City of Brookfield – Worst-case scenario: Property tax bills for the average resident go up $233.50.
The city’s common council is doing its best to make sure that the worst-case scenario can never come to pass.
Brookfield’s aldermen unanimously approved a resolution Tuesday night that urged Gov. Scott Walker and the state legislature to close loopholes that are causing property taxes in many municipalities to be shifted more onto the shoulders of residents rather than businesses.
The debate, which has been taken up in not only Wisconsin, but around the Midwest, stems from the ability for thriving national retail chains to have their assessed market values slashed which in turn lowers their property tax bills.

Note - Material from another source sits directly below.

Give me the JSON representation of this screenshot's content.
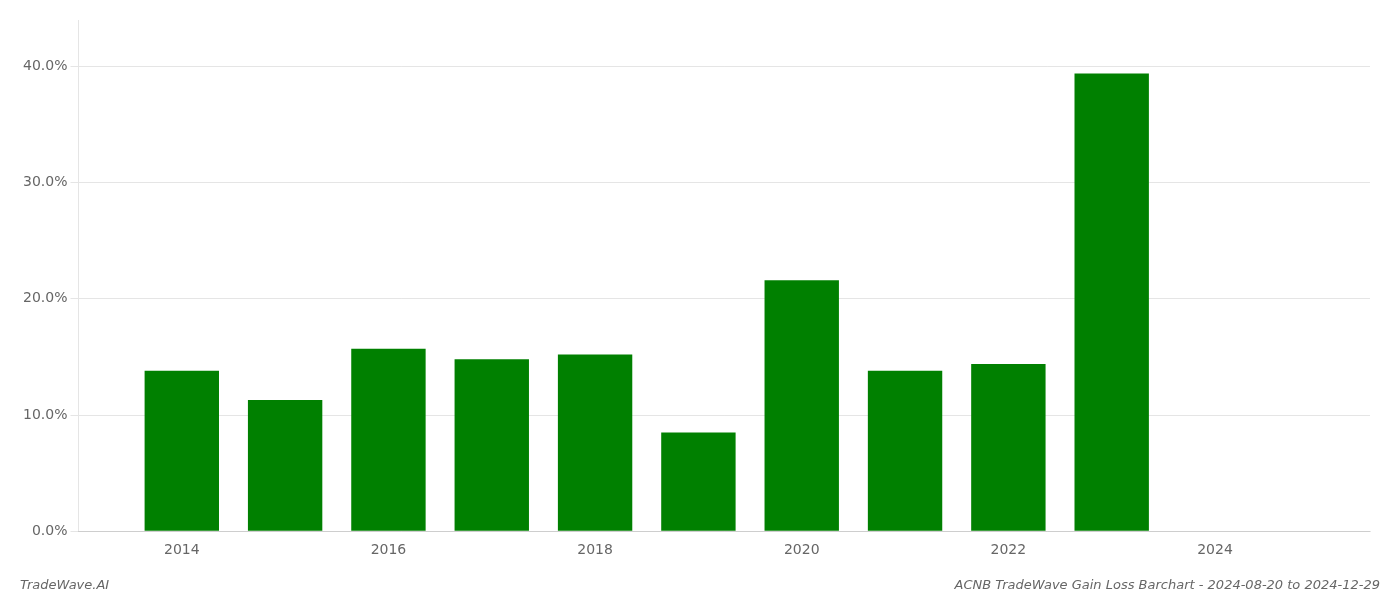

“The League of Wisconsin Municipalities has asked us to assist them to figure out how we can close this loophole,” city of Brookfield assessor Allan Land said. “The whole purpose of this is to just encourage more municipalities to create resolutions like this, encouraging the governor and the legislators like this to take action because it is affecting us right now.”
Land noted that many municipalities are having trouble fighting the cases of businesses, such as Walgreens, challenging their assessed values. The loophole is created by what is called the dark store theory.
“What they’re saying is that if you want to look at comparable sales, you need to look at abandoned, vacant properties as comparable,” Land said. “If you were looking at residential values, you wouldn’t look at vacant and abandoned properties to evaluate the rest of the properties in the area.”
While the dark store theory has been used for years, it has only recently become a serious issue close to home.
“It really started in Indiana and Michigan to the point where municipalities were losing money. They were having to close down libraries and eliminate services because they were expecting a certain income coming in from those properties and it disappeared,” Land said.
The League of Wisconsin Municipalities asked the city of Brookfield and other communities to estimate what would happen if all national retailers were able to utilize the dark store theory in order to shift the property tax burden to residents.
In Brookfield, it is estimated based on the amount of national retail chains, 2015 mill rates and median home values that the average homeowner would pay an additional $233.50. By comparison, in the city of Wauwatosa, a full implementation of the dark store theory is estimated to result in an increase of $382.12 for the average homeowner.